"no space left on device" due to high inode usage
On >v0.4.1 (currently v0.5.0 and v.0.5.2) , it seems like using sysbox causes a larger number of inodes to be consumed which can pretty easily use up the systems entire allotment so that no more containers can start.
Unfortunately I wasn't able to reproduce this locally, but here's a small terraform config to stand up a machine that will reproduce the issue. Just be sure to supply a public key you can use to SSH in.
resource "aws_instance" "instance" {
ami = "ami-09dd2e08d601bff67"
instance_type = "t3.small"
vpc_security_group_ids = [aws_security_group.security_group.id]
key_name = aws_key_pair.key_pair.key_name
}
resource "aws_security_group" "security_group" {
name = "sg_foo"
ingress {
from_port = 0
to_port = 0
protocol = "-1"
cidr_blocks = ["0.0.0.0/0"]
}
egress {
from_port = 0
to_port = 0
protocol = "-1"
cidr_blocks = ["0.0.0.0/0"]
}
}
resource "aws_key_pair" "key_pair" {
key_name = "kp_foo"
public_key = "<your key here>"
}
Then SSH into the machine and run the following:
export SYSBOX_VERSION=0.5.2 ; \
sudo apt-get update \
&& sudo apt-get -y install ca-certificates curl gnupg lsb-release \
&& sudo mkdir -p /etc/apt/keyrings \
&& curl -fsSL https://download.docker.com/linux/ubuntu/gpg | sudo gpg --dearmor -o /etc/apt/keyrings/docker.gpg \
&& echo "deb [arch=$(dpkg --print-architecture) signed-by=/etc/apt/keyrings/docker.gpg] https://download.docker.com/linux/ubuntu $(lsb_release -cs) stable" | sudo tee /etc/apt/sources.list.d/docker.list > /dev/null \
&& sudo apt-get update \
&& sudo apt-get -y install docker-ce docker-ce-cli containerd.io docker-compose-plugin \
&& wget https://downloads.nestybox.com/sysbox/releases/v${SYSBOX_VERSION}/sysbox-ce_${SYSBOX_VERSION}-0.linux_amd64.deb \
&& sudo apt-get install -y jq \
&& sudo apt-get install -y ./sysbox-ce_${SYSBOX_VERSION}-0.linux_amd64.deb \
&& sudo apt-get install -y linux-headers-$(uname -r)

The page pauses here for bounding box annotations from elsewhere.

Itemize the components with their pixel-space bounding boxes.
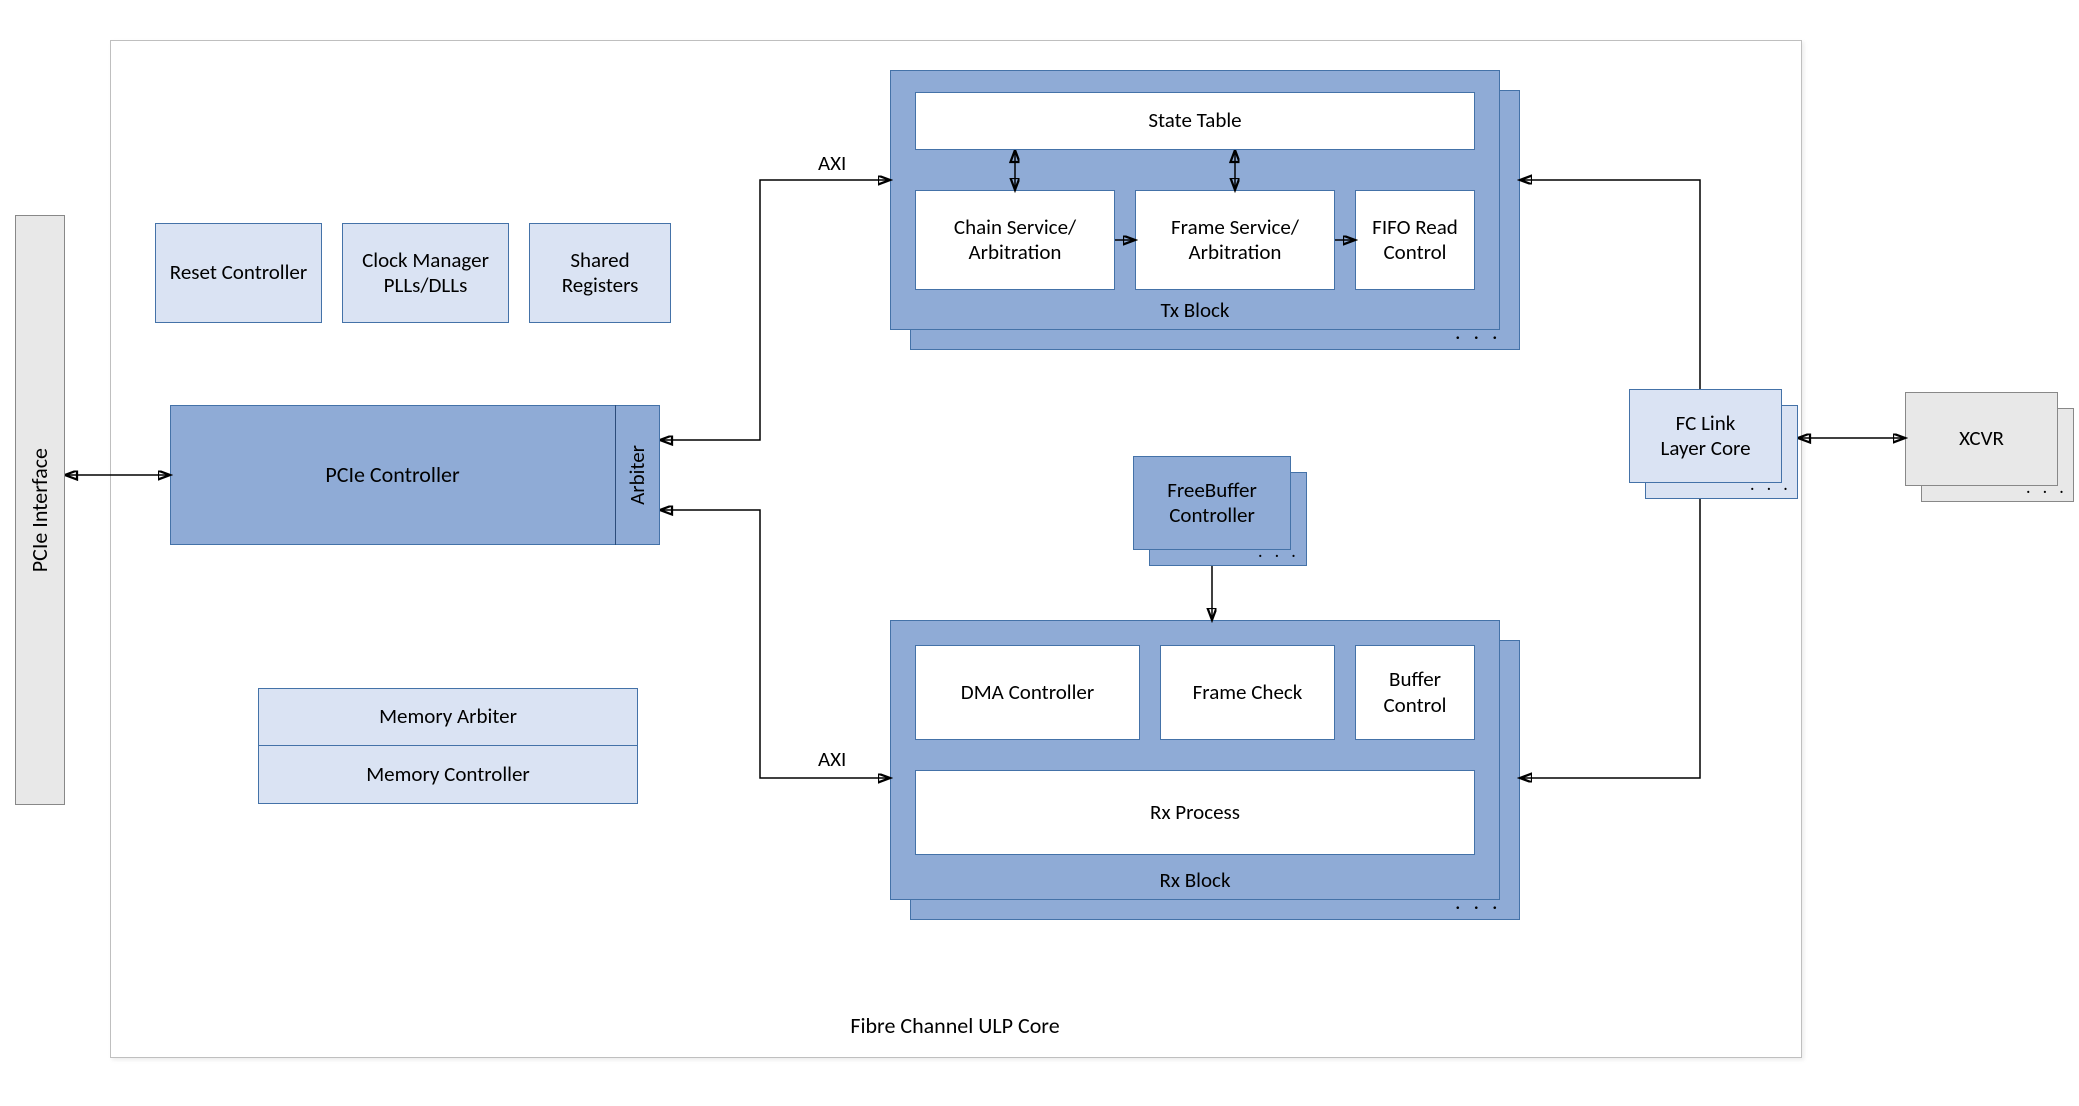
pcie-controller-label-area: PCIe Controller [170,405,615,545]
axi-label-tx: AXI [818,150,846,176]
memory-arbiter: Memory Arbiter [258,688,638,746]
pcie-controller-label: PCIe Controller [325,462,459,488]
fc-link-l2: Layer Core [1660,435,1750,461]
rx-block-label: Rx Block [1160,868,1231,893]
shared-registers-l2: Registers [562,272,639,298]
pcie-interface-label: PCIe Interface [27,448,53,572]
rx-process-label: Rx Process [1150,800,1240,825]
shared-registers: Shared Registers [529,223,671,323]
fc-link-l1: FC Link [1676,410,1736,436]
ulp-core-title: Fibre Channel ULP Core [110,1012,1800,1039]
memory-controller: Memory Controller [258,746,638,804]
fc-link-ellipsis: . . . [1750,473,1792,495]
frame-service-l2: Arbitration [1189,239,1282,265]
chain-service-l1: Chain Service/ [954,214,1076,240]
state-table: State Table [915,92,1475,150]
reset-controller-label: Reset Controller [170,260,307,285]
fifo-read-control: FIFO Read Control [1355,190,1475,290]
chain-service-l2: Arbitration [969,239,1062,265]
reset-controller: Reset Controller [155,223,322,323]
xcvr: XCVR [1905,392,2058,486]
buffer-control-l1: Buffer [1389,666,1441,692]
frame-service-l1: Frame Service/ [1171,214,1299,240]
buffer-control-l2: Control [1383,692,1446,718]
frame-check-label: Frame Check [1193,680,1303,705]
freebuffer-ellipsis: . . . [1258,540,1300,562]
freebuffer-controller: FreeBuffer Controller [1133,456,1291,550]
rx-block-ellipsis: . . . [1455,888,1502,915]
dma-controller: DMA Controller [915,645,1140,740]
freebuffer-l2: Controller [1169,502,1255,528]
dma-controller-label: DMA Controller [961,680,1094,705]
clock-manager-l1: Clock Manager [362,247,489,273]
clock-manager: Clock Manager PLLs/DLLs [342,223,509,323]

To reproduce the actual error, you'll have to run a few containers without removing them:
for i in $(seq 1 50); do sudo docker run -it --runtime=sysbox-runc node:latest echo $i || break; done
inode usage should spike right away if the issue is reproducing which can be seen with df -i. It usually runs out of inodes and fails before iteration 30 (27 specifically from my experience) with an error like so:
docker: Error response from daemon: failed to create shim task: OCI runtime create failed: container_linux.go:292: failed to chown rootfs clone caused: failed to invoke ChownClonedRootfs via grpc: rpc error: code = Unknown desc = failed to chown cloned rootfs bottom mount at /var/lib/sysbox/rootfs/194c0a6559cab0de061561c4275408fb7331a5855b619f025f7d5cc6ccb99c65/bottom/merged by offset 165536, 165536: chown /var/lib/sysbox/rootfs/194c0a6559cab0de061561c4275408fb7331a5855b619f025f7d5cc6ccb99c65/bottom/merged/usr/share/ca-certificates/mozilla/CA_Disig_Root_R2.crt to 165536:165536 failed: no space left on device: unknown.
A little more information about the system:
$ uname -a
Linux ip-<redacted> 5.4.0-1009-aws #9-Ubuntu SMP Sun Apr 12 19:46:01 UTC 2020 x86_64 x86_64 x86_64 GNU/Linux
$ lsb_release -a
No LSB modules are available.
Distributor ID: Ubuntu
Description: Ubuntu 20.04 LTS
Release: 20.04
Codename: focal
Installing shiftfs via the following seems to fix the issue:
sudo apt-get update \
&& sudo apt-get install -y make dkms git wget \
&& git clone -b k5.10 https://github.com/toby63/shiftfs-dkms.git shiftfs-k510 \
&& cd shiftfs-k510 \
&& git checkout k5.4 \
&& ./update1 \
&& sudo make -f Makefile.dkms \
&& modinfo shiftfs
The containers seem to start and exit much quicker as well.
I'd like to also test this on a newer kernel and will as soon as I'm able.